The single-location film is a tough nut for even the most veteran director, but Knight shows an uncanny confidence in only his second feature behind the camera. Known mainly for his gritty screenplays such as Eastern Promises and Dirty Pretty Things, Knight shows his precise hand and a ton of guts in guiding a movie set entirely behind the wheel of a moving vehicle. It's a different sort of role for Hardy, as well, one that demands an exacting level of emotional control for his is the only face we're going to see, and one slip up means the whole thing could go astray.

Hardy is Ivan Locke, a top construction expert on the verge of the biggest concrete pour in Europe's history. It will make or break the company he works for, and on the eve it's to take place he hops in his BMW and skips town to London. Understandably, this freaks out his colleagues who are used to relying on the typically dependable Locke, but he's determined to get somewhere important. All we know at first is that it's to see a woman (voiced by Olivia Colman), and it must be that night. We also know that Locke has a family; a wife (Ruth Wilson) who is waiting for him at home and two boys (Tom Holland and Bill Milner) who are anxious for Dad's arrival so they can watch the big soccer match.

But Locke isn't coming home, and it's clear that this man, who seems like a good and decent person, is risking everything to fix a major screw-up.

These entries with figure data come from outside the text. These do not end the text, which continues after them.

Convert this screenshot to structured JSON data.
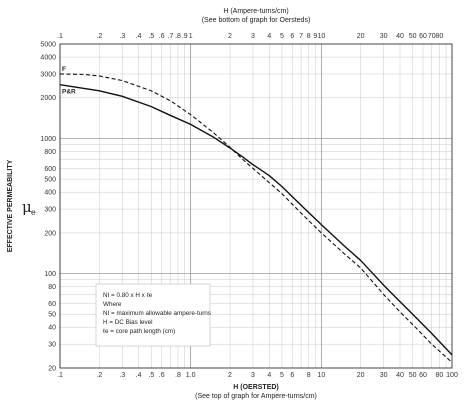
{
  "chart_data": {
    "type": "line",
    "top_axis": {
      "title_line1": "H (Ampere-turns/cm)",
      "title_line2": "(See bottom of graph for Oersteds)",
      "ticks": [
        {
          "v": 0.1,
          "label": ".1"
        },
        {
          "v": 0.2,
          "label": ".2"
        },
        {
          "v": 0.3,
          "label": ".3"
        },
        {
          "v": 0.4,
          "label": ".4"
        },
        {
          "v": 0.5,
          "label": ".5"
        },
        {
          "v": 0.6,
          "label": ".6"
        },
        {
          "v": 0.7,
          "label": ".7"
        },
        {
          "v": 0.8,
          "label": ".8"
        },
        {
          "v": 0.9,
          "label": ".9"
        },
        {
          "v": 1,
          "label": "1"
        },
        {
          "v": 2,
          "label": "2"
        },
        {
          "v": 3,
          "label": "3"
        },
        {
          "v": 4,
          "label": "4"
        },
        {
          "v": 5,
          "label": "5"
        },
        {
          "v": 6,
          "label": "6"
        },
        {
          "v": 7,
          "label": "7"
        },
        {
          "v": 8,
          "label": "8"
        },
        {
          "v": 9,
          "label": "9"
        },
        {
          "v": 10,
          "label": "10"
        },
        {
          "v": 20,
          "label": "20"
        },
        {
          "v": 30,
          "label": "30"
        },
        {
          "v": 40,
          "label": "40"
        },
        {
          "v": 50,
          "label": "50"
        },
        {
          "v": 60,
          "label": "60"
        },
        {
          "v": 70,
          "label": "70"
        },
        {
          "v": 80,
          "label": "80"
        }
      ]
    },
    "bottom_axis": {
      "title_line1": "H (OERSTED)",
      "title_line2": "(See top of graph for Ampere-turns/cm)",
      "ticks": [
        {
          "v": 0.1,
          "label": ".1"
        },
        {
          "v": 0.2,
          "label": ".2"
        },
        {
          "v": 0.3,
          "label": ".3"
        },
        {
          "v": 0.4,
          "label": ".4"
        },
        {
          "v": 0.5,
          "label": ".5"
        },
        {
          "v": 0.6,
          "label": ".6"
        },
        {
          "v": 0.8,
          "label": ".8"
        },
        {
          "v": 1,
          "label": "1.0"
        },
        {
          "v": 2,
          "label": "2"
        },
        {
          "v": 3,
          "label": "3"
        },
        {
          "v": 4,
          "label": "4"
        },
        {
          "v": 5,
          "label": "5"
        },
        {
          "v": 6,
          "label": "6"
        },
        {
          "v": 8,
          "label": "8"
        },
        {
          "v": 10,
          "label": "10"
        },
        {
          "v": 20,
          "label": "20"
        },
        {
          "v": 30,
          "label": "30"
        },
        {
          "v": 40,
          "label": "40"
        },
        {
          "v": 50,
          "label": "50"
        },
        {
          "v": 60,
          "label": "60"
        },
        {
          "v": 80,
          "label": "80"
        },
        {
          "v": 100,
          "label": "100"
        }
      ]
    },
    "y_axis": {
      "title": "EFFECTIVE PERMEABILITY",
      "symbol": "μ",
      "symbol_sub": "e",
      "scale": "log",
      "ticks": [
        {
          "v": 5000,
          "label": "5000"
        },
        {
          "v": 4000,
          "label": "4000"
        },
        {
          "v": 3000,
          "label": "3000"
        },
        {
          "v": 2000,
          "label": "2000"
        },
        {
          "v": 1000,
          "label": "1000"
        },
        {
          "v": 800,
          "label": "800"
        },
        {
          "v": 600,
          "label": "600"
        },
        {
          "v": 500,
          "label": "500"
        },
        {
          "v": 400,
          "label": "400"
        },
        {
          "v": 300,
          "label": "300"
        },
        {
          "v": 200,
          "label": "200"
        },
        {
          "v": 100,
          "label": "100"
        },
        {
          "v": 80,
          "label": "80"
        },
        {
          "v": 60,
          "label": "60"
        },
        {
          "v": 50,
          "label": "50"
        },
        {
          "v": 40,
          "label": "40"
        },
        {
          "v": 30,
          "label": "30"
        },
        {
          "v": 20,
          "label": "20"
        }
      ]
    },
    "xlim": [
      0.1,
      100
    ],
    "ylim": [
      20,
      5000
    ],
    "grid": true,
    "series": [
      {
        "name": "F",
        "style": "dashed",
        "x": [
          0.1,
          0.15,
          0.2,
          0.3,
          0.5,
          0.7,
          1,
          1.5,
          2,
          2.5,
          3,
          4,
          5,
          7,
          10,
          15,
          20,
          30,
          40,
          50,
          70,
          100
        ],
        "y": [
          3000,
          2980,
          2900,
          2680,
          2250,
          1900,
          1500,
          1100,
          860,
          700,
          600,
          470,
          390,
          280,
          200,
          140,
          110,
          70,
          52,
          42,
          30,
          22
        ]
      },
      {
        "name": "P&R",
        "style": "solid",
        "x": [
          0.1,
          0.2,
          0.3,
          0.5,
          0.7,
          1,
          1.5,
          2,
          2.5,
          3,
          4,
          5,
          7,
          10,
          15,
          20,
          30,
          40,
          50,
          70,
          100
        ],
        "y": [
          2500,
          2250,
          2050,
          1720,
          1480,
          1270,
          1020,
          850,
          730,
          640,
          530,
          440,
          320,
          230,
          160,
          125,
          82,
          62,
          50,
          36,
          25
        ]
      }
    ]
  },
  "note": {
    "lines": [
      "NI = 0.80 x H x ℓe",
      "Where",
      "NI = maximum allowable ampere-turns",
      "H = DC Bias level",
      "ℓe = core path length (cm)"
    ]
  }
}
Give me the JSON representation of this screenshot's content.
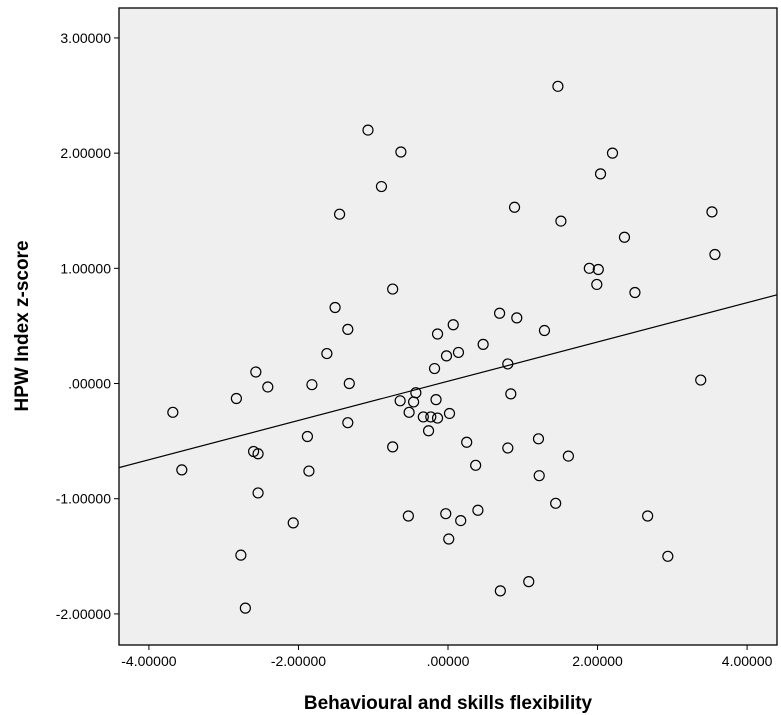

His personal and professional life is at stake through every mile of his journey, and Knight, who also penned the screenplay, ratchets up the tension or flips it around with every phone call Locke receives. It may not sound all that interesting to watch Hardy talk on his car phone for the duration, but Knight smartly doles out just enough new information that nothing stays dormant for long. What becomes obvious is that Locke is a man who has always prided himself on self-control, and a momentary lapse in judgment has shaken his sense of self. "I'll fix it and it'll all go back to normal", he says with a certainty that borders on delusional. As Locke scrambles to assuage the fears of his nervous assistant, who must now handle the job alone, he must also calm down the woman he's racing towards while trying to hold his family together. The less said about the exact details the better, as Knight and Hardy guide us along deliberately through Locke's soulful journey. There are details revealed about Locke that will constantly alter our perceptions of him and the people who populate his life. His atypical actions have everyone on edge, and they bring us to the edge our seats, too.

It's rare that Locke takes us outside of the vehicle, but when he does the gorgeous, nocturnal cinematography only deepens the mood; sinking us further into Locke's plight. It's amazing how much one can learn about a man in a scant 90 minutes, but we know everything about Locke by the time the movie is done. All of his failings and strengths laid bare for us to see and judge; we know why he seems so eager to make hard decisions regardless of the personal cost. Where the story skids off the road is during Locke's imagined conversations with his deadbeat father. They seem like overkill, making a point about Locke's character that Hardy is more than capable of getting across. His performance here is understated, controlled, and he owns every single moment.

Other than a few false notes, Locke is impressively bold; as thrilling as it is resonant. If nothing else it marks daring new territory for Hardy and Knight alike.